T. M. : L’art contemporain vient d’Amérique et d’Europe. Jusqu’ici, il devait donc correspondre au goût du public contemporain occidental. Il y a trois ou quatre ans, les marchés asiatiques ont commencé à se développer, et l’appétence pour l’art fondé sur les sous-cultures s’est développée également. Désormais, il existe donc un goût lié au marché asiatique, centré sur la Chine, et un goût complètement différent, davantage en rapport avec le marché occidental. La demande est immense, et l’argent qui en découle l’est également. La situation a beaucoup changé. Virgil lui-même est extrêmement populaire en Chine, et je pense que, dans ce pays, ma propre popularité a profité de la sienne. J’imaginais que notre collaboration pourrait susciter une énorme réaction, mais surtout dans le monde de l’art. Il fallait donc qu’elle se déroule dans le cadre d’une galerie importante, et plus particulièrement chez Gagosian. Il sera très intéressant de voir comment elle sera accueillie à Londres.
Historiquement, être un artiste est perçu comme l’expression ultime de la liberté créative. Pensez-vous que cet archétype soit toujours aussi incontestable ?
V. A. : Cette affirmation est valable dans de nombreux domaines. Pour moi, quiconque a une volonté de création est un artiste, et il n’y a pas de frontières entre les disciplines. J’ai fait des études d’architecture non pas pour apprendre à dessiner des immeubles mais une cuillère. Je pensais que si l’on était capable de dessiner un gratte-ciel, on pouvait certainement concevoir n’importe quoi d’autre dans le monde. Quand on crée une ligne de vêtements, on a indéniablement affaire à une expression artistique. Cela implique que l’on brûle continuellement de l’énergie créative. Pour répondre à votre question, je travaille comme les artistes, mais avec des médiums différents, et de manière collaborative. En 2019, je vais faire une exposition au MCA de Chicago. Il s’agit simplement de remplir un espace entre quatre murs vierges et d’y insérer des idées qui reflètent ma pensée.

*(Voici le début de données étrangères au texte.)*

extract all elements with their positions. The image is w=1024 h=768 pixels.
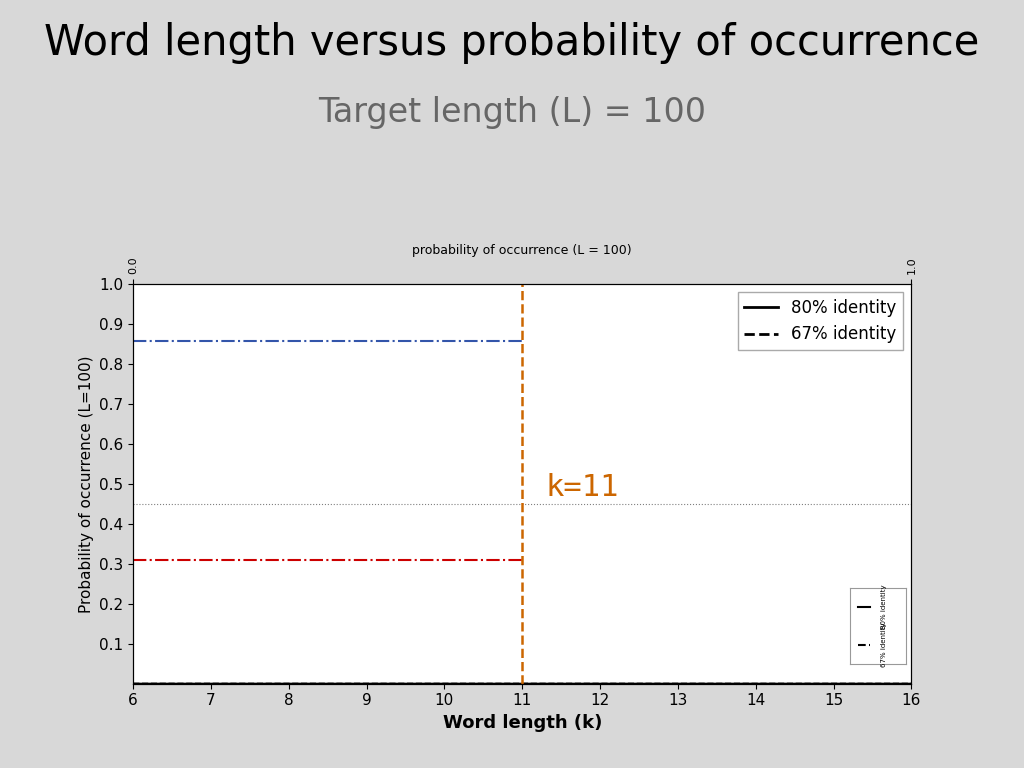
80% identity	[883, 679, 895, 688]
X-axis label: probability of occurrence (L = 100): probability of occurrence (L = 100)	[413, 244, 632, 257]
Text: Target length (L) = 100: Target length (L) = 100	[318, 96, 706, 129]
Text: 80% identity: 80% identity	[881, 584, 887, 629]
Text: Word length versus probability of occurrence: Word length versus probability of occurr…	[44, 22, 980, 64]
80% identity	[484, 679, 497, 688]
80% identity	[167, 679, 179, 688]
Legend: 80% identity, 67% identity: 80% identity, 67% identity	[737, 293, 903, 350]
67% identity	[739, 679, 752, 688]
67% identity	[484, 679, 497, 688]
67% identity	[506, 679, 518, 688]
67% identity	[127, 679, 139, 688]
67% identity	[883, 679, 895, 688]
80% identity	[905, 679, 918, 688]
Text: 67% identity: 67% identity	[881, 623, 887, 667]
Text: k=11: k=11	[546, 473, 620, 502]
Y-axis label: Probability of occurrence (L=100): Probability of occurrence (L=100)	[79, 355, 93, 613]
80% identity	[127, 679, 139, 688]
67% identity	[167, 679, 179, 688]
80% identity	[506, 679, 518, 688]
80% identity	[739, 679, 752, 688]
67% identity	[905, 679, 918, 688]
67% identity	[882, 679, 894, 688]
X-axis label: Word length (k): Word length (k)	[442, 713, 602, 732]
80% identity	[882, 679, 894, 688]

Virgil, à part Takashi, quels sont les artistes que vous admirez ?
V. A. : Il y en a énormément. J’ai eu toute une série de mentors, comme Vanessa Beecroft par exemple, ou encore George Condo et Tom Sachs. Au cours de ces dix dernières années, j’ai passé beaucoup de temps à travailler à leurs côtés et à comprendre leur pratique. Cela m’a aidé à choisir la direction que je voulais prendre dans ma vie en tant qu’artiste.
Êtes-vous aussi collectionneur ?
V. A. : Oui, mais c’est la même chose. Ma collection est composée en partie d’œuvres traditionnelles, et en partie de pièces que j’aime, d’artistes reconnus et d’autres inconnus. Je considère tout ce que je possède comme une œuvre d’art.